Medicine · Rheumatology · lean revision notes

Gout & Pseudogout

Crystal-induced arthropathies are a favourite NEET PG theme because the entire diagnosis can pivot on a single line of synovial fluid microscopy. Gout is caused by monosodium urate (MSU) crystals, while pseudogout (calcium pyrophosphate deposition disease, CPPD) is caused by calcium pyrophosphate dihydrate (CPPD) crystals. Master the crystal shape, birefringence, joint distribution and drugs, and you have locked in 2-3 near-guaranteed marks.

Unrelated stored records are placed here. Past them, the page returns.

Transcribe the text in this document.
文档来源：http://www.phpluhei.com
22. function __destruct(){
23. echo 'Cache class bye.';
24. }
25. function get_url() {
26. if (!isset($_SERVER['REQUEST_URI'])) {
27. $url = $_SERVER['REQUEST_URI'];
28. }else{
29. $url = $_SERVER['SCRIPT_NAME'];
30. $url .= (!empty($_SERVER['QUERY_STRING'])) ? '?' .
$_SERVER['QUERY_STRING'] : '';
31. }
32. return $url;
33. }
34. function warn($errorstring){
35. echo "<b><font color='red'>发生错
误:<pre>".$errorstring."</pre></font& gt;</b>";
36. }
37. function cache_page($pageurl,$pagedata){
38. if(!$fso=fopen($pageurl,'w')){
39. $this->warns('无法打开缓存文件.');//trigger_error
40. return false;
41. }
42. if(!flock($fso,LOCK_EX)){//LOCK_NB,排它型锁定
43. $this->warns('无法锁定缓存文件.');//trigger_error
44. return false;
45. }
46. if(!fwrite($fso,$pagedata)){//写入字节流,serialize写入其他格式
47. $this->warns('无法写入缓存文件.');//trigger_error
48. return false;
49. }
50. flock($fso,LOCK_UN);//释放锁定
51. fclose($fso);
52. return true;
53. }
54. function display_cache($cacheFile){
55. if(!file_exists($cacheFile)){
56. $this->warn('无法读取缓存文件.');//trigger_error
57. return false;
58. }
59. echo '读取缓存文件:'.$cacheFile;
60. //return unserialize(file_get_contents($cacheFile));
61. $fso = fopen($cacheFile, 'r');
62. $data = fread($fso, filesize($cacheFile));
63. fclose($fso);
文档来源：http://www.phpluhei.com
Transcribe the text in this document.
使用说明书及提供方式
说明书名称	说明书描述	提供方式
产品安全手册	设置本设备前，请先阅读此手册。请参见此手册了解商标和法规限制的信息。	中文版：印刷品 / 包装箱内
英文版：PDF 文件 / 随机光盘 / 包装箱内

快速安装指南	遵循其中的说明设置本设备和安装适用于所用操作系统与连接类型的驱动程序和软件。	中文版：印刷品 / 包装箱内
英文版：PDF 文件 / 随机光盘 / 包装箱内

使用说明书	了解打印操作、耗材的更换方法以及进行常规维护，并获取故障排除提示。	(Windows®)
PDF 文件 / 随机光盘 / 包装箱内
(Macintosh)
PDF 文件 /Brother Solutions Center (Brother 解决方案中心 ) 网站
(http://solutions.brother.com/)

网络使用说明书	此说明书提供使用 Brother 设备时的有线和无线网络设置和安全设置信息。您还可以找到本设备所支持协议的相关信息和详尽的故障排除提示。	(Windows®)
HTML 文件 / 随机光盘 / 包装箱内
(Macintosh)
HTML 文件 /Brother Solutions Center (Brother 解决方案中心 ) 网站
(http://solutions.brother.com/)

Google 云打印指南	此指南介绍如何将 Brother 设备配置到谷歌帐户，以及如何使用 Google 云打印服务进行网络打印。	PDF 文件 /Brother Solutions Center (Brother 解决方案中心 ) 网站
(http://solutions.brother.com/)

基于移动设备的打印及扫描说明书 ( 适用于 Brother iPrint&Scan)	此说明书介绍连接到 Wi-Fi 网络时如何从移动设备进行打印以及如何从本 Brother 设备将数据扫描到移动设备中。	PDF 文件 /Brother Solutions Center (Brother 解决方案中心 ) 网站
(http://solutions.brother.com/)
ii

Definition & Classification

Gout is a disorder of purine metabolism characterised by hyperuricaemia and recurrent attacks of acute inflammatory monoarthritis due to deposition of MSU crystals in joints and soft tissues. It progresses through four classic stages:

  1. Asymptomatic hyperuricaemia → raised serum urate, no symptoms (does NOT mandate treatment).
  2. Acute gouty arthritis → sudden, exquisitely painful monoarthritis.
  3. Intercritical gout → symptom-free interval between attacks.
  4. Chronic tophaceous gout → tophi, chronic arthropathy, deformity.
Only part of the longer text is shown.